В глубине души я должен был с ним согласиться. Но я не мог дать ему это заметить. Поэтому возразил:
— Может быть, Мелани выйдет замуж, и тогда…
Гассер прервал меня. Он устало покачал головой.
— Кто на ней женится? Мелани почти ваших лет и притом безобразна… Да, да, оставьте! Я знаю, что вы будете протестовать. Оставим это! Мы ведь оба не слепые. А потом — все ее повадки! Было время, когда я думал: «Может быть, кто-нибудь возьмет ее ради денег». Для нее я бывал в обществе и сам давал приемы. Путешествовал с ней по свету. Все напрасно! Это время прошло, и теперь я знаю: моя дочь не найдет мужа!
— Ну, это, кажется мне, все-таки…
— Оставьте! — отмахнулся он. — Конечно, ее можно выдать замуж. Завтра же явится полдюжины претендентов, завтра же, если я захочу. Бездельники и охотники за приданым! Болваны, способные танцевать и кутить, но не работать!
Он схватил меня за воротник, притянул к себе и продолжал тихим, настойчивым голосом:
— В это предприятие вложен труд моей жизни, оно близко моему сердцу, как родное дитя! Черт знает, может быть, даже ближе!

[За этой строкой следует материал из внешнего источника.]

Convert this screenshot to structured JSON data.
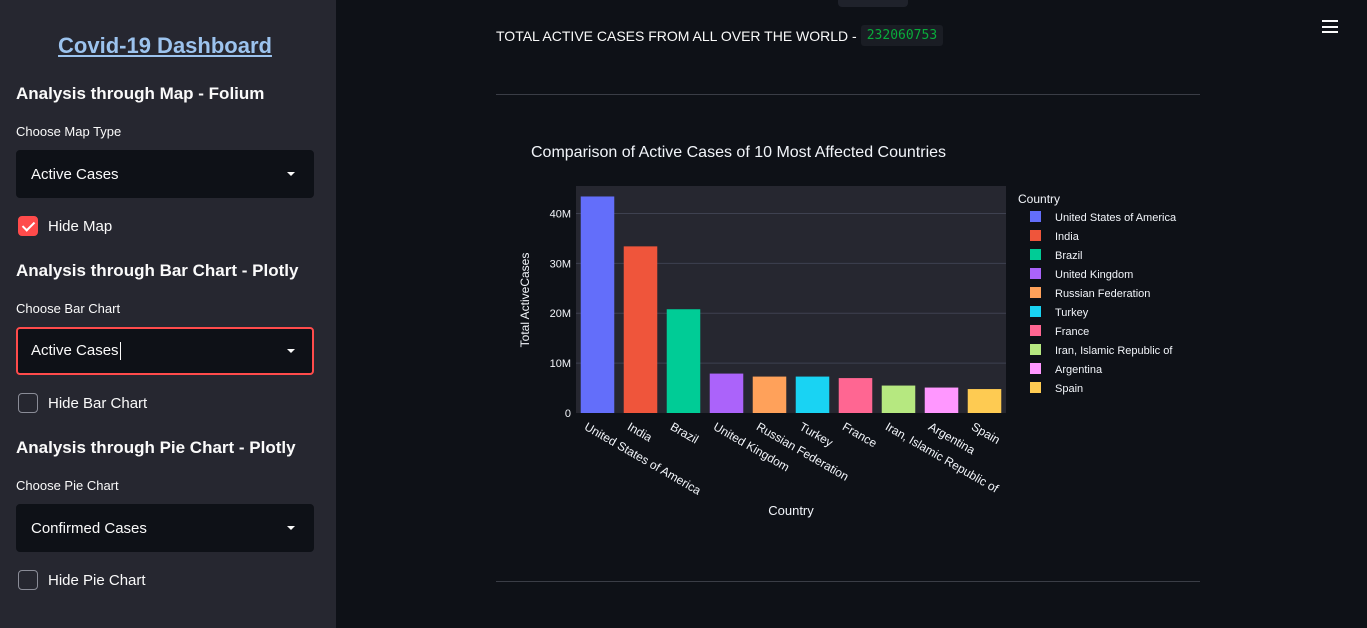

И вы думаете, что я позволю первому встречному уличному мальчишке разваливать его после моей смерти? Чего бы я не дал, если бы явился настоящий человек, разбирающийся в делах! Я хочу знать, что предприятие будет работать и тогда, когда меня не станет, что, созданное и выпестованное мной, оно устоит и в дальнейшие времена! Чего бы я за это не дал! А так? Что произойдет, как только меня зароют? Продадут кому попало или еще хуже: испортят и изгадят! — Он щелкнул пальцами. — И вот столько не останется от моего творения! — Он собрался идти: — Оставим это! Нет смысла говорить о таких вещах. Пойдем, женщины ждут нас.